(Posted on May 20, 2020)
By Kristy Zurbrick, Madison Editor
Baseball and softball leagues are a go. But what about the municipal pool and July 4th festivities?
West Jefferson village council members discussed all three during their regularly scheduled meeting held virtually on May 18.
Mayor Ray Martin reported that West Jefferson’s youth baseball and softball leagues and adult softball leagues can begin practices and play on May 26, as allowed by Gov. Mike DeWine’s Responsible RestartOhio plan. But he cautioned that play will continue only as long as coaches, players, and spectators adhere to the safety protocols outlined in the governor’s plan to prevent the spread of the coronavirus (COVID-19).
“Coaches have to wear masks all the time, players have to wear them when they’re not on the field, and everyone has to practice social distancing,” Martin said, listing some of the guidelines.
He noted that Marci Darlington, parks and recreation director, and John Mitchell, public service director, are meeting with one representative each from the three baseball/softball organizations to go over the protocols.
The governor’s guidelines can be found under “Responsible RestartOhio” at https://coronavirus.ohio.gov/. Look for the “Sports and Sports Leagues” heading under “Sector Specific Operating Requirements.”
As of the May 18 council meeting, village leaders had not made a decision regarding opening the municipal pool.
DeWine’s plan allows municipalities to open public pools, if they so choose, starting May 26. The governor’s Outdoor Recreation Advisory Group put together a detailed list of guidelines and best practices for such facilities to follow. The list covers everything from sanitation to social distancing.

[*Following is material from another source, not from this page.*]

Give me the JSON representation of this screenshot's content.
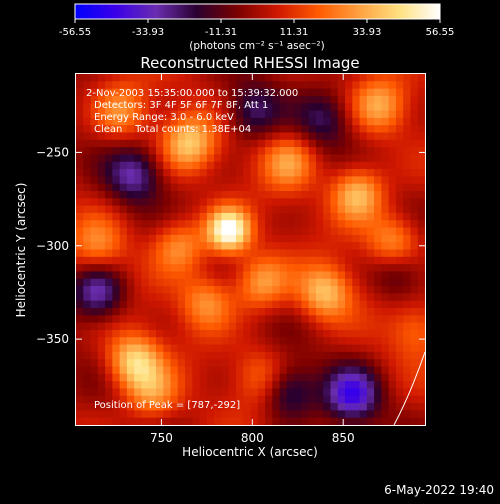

Among the requirements is that pools implement a reduced maximum capacity that allows six feet between users. Staff, patrons, and swimmers must stay at least six feet apart from those they don’t live with, both in and out of the water. Patrons must wear masks or face coverings when on the pool deck, entering buildings, or interacting near other pool guests. Masks should be removed prior to swimming because wet masks can cause difficulty breathing.
Darlington said she and pool staff members, along with other village leaders, are looking through the long list of required procedural changes. Neither she nor Martin could say when the decision would be made whether to open the pool this season.

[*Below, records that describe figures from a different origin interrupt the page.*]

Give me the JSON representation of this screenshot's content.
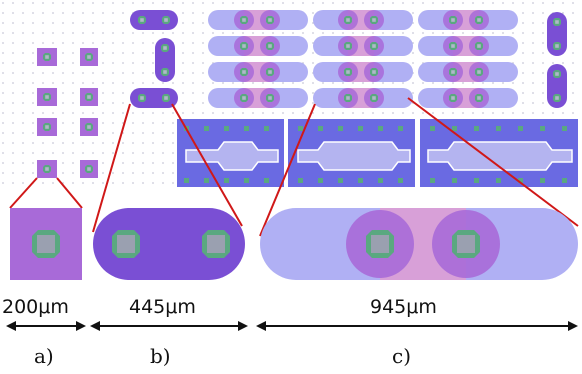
{
  "figure": {
    "dimensions": {
      "a": "200μm",
      "b": "445μm",
      "c": "945μm"
    },
    "panels": {
      "a": "a)",
      "b": "b)",
      "c": "c)"
    }
  },
  "colors": {
    "pad": "#a86ad8",
    "stadium_dark": "#7a4fd4",
    "stadium_light": "#b0b0f4",
    "stadium_mid": "#9a8ae6",
    "circle": "#a86ad8",
    "center_pink": "#d8a0d8",
    "via_green": "#5aa880",
    "via_gray": "#9aa0b0",
    "block_blue": "#6a6ae2",
    "block_inner": "#b4b4f0",
    "zoom_line": "#d01818",
    "dot": "#c8c8d8"
  }
}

The governor’s guidelines for public pools can be found under “Responsible RestartOhio” at https://coronavirus.ohio.gov/. Look for the “Primary Sectors” heading under “Sector Specific Operating Requirements.”
Each year, the West Jefferson July 4th Streetfest committee, a group of area residents, puts on a three-day festival to celebrate Independence Day. The event typically includes a parade, entertainment, rides, concessions, and fireworks.

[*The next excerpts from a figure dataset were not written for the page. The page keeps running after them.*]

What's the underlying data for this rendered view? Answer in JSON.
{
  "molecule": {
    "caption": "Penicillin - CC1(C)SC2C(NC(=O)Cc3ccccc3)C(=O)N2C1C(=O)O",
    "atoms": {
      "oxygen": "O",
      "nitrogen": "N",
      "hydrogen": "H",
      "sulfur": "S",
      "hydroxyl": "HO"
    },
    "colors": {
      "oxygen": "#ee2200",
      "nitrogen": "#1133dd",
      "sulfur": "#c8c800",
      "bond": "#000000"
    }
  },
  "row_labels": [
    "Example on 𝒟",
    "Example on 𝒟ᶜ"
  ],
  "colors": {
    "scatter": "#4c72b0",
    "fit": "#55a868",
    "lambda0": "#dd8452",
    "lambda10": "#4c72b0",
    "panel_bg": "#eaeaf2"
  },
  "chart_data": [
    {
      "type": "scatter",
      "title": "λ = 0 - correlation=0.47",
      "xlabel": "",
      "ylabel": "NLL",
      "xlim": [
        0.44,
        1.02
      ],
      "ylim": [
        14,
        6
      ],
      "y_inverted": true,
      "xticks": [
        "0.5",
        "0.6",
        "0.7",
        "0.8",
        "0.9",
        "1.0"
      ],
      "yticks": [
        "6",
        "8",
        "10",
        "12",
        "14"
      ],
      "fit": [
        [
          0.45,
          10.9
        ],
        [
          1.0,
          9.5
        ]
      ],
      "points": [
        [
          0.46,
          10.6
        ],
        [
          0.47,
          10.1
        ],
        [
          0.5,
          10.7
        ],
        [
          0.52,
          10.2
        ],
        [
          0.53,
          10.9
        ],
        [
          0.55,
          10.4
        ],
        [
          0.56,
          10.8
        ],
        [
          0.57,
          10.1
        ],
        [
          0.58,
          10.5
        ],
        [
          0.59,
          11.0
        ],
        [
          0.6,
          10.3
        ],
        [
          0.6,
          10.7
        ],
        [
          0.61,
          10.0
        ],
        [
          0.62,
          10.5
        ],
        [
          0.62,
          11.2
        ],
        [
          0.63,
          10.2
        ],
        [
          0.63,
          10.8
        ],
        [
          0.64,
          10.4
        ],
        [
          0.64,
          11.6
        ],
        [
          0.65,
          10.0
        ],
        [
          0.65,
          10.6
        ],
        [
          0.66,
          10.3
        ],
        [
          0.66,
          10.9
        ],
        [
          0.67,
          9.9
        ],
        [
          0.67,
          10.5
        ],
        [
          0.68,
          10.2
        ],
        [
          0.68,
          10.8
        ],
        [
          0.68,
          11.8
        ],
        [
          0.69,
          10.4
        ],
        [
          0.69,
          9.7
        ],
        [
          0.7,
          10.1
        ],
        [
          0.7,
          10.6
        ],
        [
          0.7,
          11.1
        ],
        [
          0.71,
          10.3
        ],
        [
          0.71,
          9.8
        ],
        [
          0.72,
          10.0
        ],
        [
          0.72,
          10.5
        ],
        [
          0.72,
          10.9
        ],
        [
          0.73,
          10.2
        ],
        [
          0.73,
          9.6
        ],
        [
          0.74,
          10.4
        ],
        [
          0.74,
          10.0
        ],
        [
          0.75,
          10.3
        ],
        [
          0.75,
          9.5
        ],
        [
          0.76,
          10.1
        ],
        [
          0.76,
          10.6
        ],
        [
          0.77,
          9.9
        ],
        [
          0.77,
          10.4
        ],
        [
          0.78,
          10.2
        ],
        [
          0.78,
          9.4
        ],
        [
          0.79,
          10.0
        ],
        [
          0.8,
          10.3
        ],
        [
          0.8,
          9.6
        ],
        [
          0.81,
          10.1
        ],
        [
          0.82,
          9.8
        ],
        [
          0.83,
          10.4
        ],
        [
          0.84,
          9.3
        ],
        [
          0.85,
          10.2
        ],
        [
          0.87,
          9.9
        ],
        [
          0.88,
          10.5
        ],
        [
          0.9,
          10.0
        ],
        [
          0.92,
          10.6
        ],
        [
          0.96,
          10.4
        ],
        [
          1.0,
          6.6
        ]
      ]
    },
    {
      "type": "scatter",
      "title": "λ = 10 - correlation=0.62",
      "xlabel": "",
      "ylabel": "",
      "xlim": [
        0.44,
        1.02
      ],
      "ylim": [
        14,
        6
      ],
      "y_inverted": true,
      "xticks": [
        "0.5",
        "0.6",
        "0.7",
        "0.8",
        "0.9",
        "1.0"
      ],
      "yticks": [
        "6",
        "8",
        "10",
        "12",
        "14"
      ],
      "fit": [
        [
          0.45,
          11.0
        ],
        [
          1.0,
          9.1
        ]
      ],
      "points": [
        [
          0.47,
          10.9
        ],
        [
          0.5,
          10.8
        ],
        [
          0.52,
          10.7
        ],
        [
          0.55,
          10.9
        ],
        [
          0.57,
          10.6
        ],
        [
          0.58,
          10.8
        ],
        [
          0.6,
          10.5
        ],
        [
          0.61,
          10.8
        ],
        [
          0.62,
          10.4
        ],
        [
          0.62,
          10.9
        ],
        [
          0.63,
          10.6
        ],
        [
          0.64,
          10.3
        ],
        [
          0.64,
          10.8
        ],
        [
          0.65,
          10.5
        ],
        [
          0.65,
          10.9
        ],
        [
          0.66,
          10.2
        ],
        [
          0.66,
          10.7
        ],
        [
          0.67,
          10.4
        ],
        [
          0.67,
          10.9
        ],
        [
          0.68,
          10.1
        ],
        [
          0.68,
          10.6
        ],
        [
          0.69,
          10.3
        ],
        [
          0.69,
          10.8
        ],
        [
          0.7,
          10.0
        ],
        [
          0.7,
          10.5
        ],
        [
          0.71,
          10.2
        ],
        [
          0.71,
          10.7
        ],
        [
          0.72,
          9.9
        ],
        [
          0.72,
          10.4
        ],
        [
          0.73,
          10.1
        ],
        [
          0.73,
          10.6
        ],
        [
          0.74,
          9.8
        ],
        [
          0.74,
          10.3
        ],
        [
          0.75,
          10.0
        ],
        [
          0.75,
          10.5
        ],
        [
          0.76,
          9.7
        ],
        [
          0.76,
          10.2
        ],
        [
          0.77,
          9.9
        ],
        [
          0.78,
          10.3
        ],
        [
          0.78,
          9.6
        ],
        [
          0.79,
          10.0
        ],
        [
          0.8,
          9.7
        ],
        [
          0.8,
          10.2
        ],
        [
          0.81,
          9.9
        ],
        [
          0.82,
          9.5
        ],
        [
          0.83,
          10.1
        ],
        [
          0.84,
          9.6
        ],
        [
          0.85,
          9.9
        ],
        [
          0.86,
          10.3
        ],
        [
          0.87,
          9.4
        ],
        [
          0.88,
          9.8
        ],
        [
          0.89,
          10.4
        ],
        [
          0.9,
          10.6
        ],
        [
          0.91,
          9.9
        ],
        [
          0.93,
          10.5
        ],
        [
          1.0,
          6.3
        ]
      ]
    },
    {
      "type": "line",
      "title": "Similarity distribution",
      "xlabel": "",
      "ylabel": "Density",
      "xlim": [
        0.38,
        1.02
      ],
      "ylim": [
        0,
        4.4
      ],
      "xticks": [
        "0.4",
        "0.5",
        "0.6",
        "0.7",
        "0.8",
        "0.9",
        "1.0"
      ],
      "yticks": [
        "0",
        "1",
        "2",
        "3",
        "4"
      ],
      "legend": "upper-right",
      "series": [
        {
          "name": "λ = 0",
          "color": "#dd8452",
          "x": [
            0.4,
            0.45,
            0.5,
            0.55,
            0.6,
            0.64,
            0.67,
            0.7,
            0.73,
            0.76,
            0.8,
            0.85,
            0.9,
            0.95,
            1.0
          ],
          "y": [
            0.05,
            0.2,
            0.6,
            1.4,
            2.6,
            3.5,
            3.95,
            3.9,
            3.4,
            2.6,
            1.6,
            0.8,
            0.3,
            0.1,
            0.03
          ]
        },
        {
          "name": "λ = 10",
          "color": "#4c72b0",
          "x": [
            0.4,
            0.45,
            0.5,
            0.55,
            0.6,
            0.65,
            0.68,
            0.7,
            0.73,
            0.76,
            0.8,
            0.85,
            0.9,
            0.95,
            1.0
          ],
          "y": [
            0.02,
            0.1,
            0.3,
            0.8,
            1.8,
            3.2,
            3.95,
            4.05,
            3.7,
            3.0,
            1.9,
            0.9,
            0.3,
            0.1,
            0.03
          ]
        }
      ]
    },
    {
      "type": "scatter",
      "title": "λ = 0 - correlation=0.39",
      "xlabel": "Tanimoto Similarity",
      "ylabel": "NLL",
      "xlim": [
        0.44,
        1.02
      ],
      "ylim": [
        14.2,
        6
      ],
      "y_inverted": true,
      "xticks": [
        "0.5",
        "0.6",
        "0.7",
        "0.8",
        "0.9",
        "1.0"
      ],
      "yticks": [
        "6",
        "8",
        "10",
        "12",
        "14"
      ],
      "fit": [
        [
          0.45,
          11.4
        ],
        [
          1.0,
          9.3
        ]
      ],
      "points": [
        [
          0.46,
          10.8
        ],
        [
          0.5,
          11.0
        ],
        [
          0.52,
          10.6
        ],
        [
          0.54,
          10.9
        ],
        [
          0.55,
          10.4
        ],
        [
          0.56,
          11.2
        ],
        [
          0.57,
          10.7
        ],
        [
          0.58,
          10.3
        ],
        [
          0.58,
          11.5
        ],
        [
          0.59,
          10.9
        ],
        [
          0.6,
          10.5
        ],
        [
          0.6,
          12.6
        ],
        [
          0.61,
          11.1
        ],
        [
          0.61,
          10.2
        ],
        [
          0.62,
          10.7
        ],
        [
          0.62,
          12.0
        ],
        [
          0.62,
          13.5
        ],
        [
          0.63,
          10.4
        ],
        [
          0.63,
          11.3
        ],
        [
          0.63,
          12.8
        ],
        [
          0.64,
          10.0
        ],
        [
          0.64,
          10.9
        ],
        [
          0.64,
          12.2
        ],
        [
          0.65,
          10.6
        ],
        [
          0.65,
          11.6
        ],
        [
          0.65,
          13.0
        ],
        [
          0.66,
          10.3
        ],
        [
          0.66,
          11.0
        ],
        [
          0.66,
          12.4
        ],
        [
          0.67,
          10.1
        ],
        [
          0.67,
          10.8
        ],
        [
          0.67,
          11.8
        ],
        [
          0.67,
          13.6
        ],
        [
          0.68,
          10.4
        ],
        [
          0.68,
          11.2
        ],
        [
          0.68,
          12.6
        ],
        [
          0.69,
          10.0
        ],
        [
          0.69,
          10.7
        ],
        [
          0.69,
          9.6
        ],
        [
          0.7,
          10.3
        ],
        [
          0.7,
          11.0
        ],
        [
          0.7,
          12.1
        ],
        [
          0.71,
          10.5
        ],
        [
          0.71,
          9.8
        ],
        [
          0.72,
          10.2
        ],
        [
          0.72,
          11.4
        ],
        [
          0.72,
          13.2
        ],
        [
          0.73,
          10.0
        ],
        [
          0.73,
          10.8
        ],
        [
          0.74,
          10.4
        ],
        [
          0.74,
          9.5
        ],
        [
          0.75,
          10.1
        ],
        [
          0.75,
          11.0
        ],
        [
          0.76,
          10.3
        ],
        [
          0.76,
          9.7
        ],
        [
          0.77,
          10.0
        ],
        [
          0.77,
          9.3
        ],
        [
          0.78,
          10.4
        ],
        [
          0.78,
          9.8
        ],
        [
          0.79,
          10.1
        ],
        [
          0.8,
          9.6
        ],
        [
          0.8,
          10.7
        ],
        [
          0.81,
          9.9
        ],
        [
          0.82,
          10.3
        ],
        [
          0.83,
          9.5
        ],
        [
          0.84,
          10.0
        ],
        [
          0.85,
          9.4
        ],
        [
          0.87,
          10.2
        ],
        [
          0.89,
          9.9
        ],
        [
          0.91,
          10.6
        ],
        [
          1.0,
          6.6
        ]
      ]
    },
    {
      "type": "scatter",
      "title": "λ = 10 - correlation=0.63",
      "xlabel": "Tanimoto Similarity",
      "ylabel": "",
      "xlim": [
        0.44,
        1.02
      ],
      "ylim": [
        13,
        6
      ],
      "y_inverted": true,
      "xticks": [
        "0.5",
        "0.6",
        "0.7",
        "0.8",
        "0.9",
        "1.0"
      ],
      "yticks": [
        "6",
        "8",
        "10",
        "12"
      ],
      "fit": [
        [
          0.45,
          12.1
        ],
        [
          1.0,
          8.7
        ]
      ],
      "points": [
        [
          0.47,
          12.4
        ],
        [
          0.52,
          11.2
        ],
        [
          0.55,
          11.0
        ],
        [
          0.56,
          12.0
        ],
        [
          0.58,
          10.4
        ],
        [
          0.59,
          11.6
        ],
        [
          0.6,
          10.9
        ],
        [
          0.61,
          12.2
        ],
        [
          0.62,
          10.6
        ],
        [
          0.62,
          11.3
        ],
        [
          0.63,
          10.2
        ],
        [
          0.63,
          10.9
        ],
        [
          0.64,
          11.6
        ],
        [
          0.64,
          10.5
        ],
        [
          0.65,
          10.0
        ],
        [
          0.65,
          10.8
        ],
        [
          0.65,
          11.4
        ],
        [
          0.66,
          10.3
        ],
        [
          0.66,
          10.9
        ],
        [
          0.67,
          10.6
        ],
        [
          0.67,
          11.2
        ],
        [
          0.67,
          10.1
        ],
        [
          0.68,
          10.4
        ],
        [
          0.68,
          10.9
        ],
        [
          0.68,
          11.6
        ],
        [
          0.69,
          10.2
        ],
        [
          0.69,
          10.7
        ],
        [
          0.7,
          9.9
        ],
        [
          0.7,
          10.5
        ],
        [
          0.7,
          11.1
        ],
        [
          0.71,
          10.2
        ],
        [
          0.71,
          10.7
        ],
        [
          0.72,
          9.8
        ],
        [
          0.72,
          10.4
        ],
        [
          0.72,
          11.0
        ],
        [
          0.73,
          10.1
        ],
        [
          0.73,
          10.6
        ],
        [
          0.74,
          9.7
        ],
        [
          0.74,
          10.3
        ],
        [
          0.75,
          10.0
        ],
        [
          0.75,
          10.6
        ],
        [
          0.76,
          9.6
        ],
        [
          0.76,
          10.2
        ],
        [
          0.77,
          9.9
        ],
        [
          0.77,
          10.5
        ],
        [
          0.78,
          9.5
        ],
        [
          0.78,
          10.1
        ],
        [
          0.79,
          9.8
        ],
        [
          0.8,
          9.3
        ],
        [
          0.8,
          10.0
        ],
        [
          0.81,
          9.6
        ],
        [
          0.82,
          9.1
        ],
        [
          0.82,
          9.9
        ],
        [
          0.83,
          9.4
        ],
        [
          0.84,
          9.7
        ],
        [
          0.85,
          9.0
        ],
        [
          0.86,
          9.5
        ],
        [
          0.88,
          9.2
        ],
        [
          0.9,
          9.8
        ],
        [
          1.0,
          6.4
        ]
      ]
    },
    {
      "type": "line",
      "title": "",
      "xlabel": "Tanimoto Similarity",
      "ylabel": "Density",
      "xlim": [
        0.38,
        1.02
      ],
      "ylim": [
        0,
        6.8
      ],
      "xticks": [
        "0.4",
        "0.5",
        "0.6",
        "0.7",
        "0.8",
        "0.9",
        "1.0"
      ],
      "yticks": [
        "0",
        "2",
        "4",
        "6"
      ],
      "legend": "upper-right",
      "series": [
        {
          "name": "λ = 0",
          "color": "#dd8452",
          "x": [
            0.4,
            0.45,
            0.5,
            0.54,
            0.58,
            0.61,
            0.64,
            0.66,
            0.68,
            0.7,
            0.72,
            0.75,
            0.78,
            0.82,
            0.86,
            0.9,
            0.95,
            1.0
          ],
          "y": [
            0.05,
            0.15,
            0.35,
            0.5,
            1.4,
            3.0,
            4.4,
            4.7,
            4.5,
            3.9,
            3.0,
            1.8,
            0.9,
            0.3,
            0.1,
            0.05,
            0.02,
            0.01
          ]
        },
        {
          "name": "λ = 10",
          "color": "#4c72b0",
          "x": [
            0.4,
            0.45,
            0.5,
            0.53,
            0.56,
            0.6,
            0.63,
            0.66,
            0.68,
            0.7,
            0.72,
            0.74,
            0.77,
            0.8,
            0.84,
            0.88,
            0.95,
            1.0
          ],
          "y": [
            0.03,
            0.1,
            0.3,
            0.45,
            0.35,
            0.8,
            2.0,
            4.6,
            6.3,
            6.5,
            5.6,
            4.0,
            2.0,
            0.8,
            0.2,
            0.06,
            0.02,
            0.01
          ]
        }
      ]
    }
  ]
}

Bob Harper, a member of the committee, said no decision has been made on whether the festival will take place this year.
“We likely will decide sometime in June. We’re holding off as long as we can to see how things play out. We’ll see what the governor does and, based on that, we will decide what we’re going to do,” Harper said. “We’re doing our very best to at least have fireworks.”
Committee members have discussed options regarding the fireworks with village leaders, township leaders, and the Madison County health commissioner.
At the May 18 village council meeting, Martin said one possibility is a “stay-at-home” fireworks. The idea is to shoot off the fireworks from a location that would make them visible to as many homes in West Jefferson as possible. People would watch them from their homes instead of congregating in a large mass.
A possible location for such a scenario is Converse Park, he said, which sits on higher ground in the middle of the village. It’s also easier to block off to prevent people from congregating as compared to Garrette Park, where people traditionally gather to watch the fireworks display, he added.
“I just think that’s a disaster waiting to happen,” said Mike Conway, council member. “I think we will have a traffic nightmare with people trying to see it.”
Conway is concerned that people from communities who have cancelled their fireworks will flock to West Jefferson. If such a plan were to move forward, he suggested blocking off roads to help the police department with traffic control.
“Once the plan irons out, I think you will be a little more at ease,” Martin told Conway.
No decision has been made on whether the fireworks will happen. All parties involved will continue to discuss possibilities and logistics.
“We want it to happen, but it must be in a safe manner,” Martin said.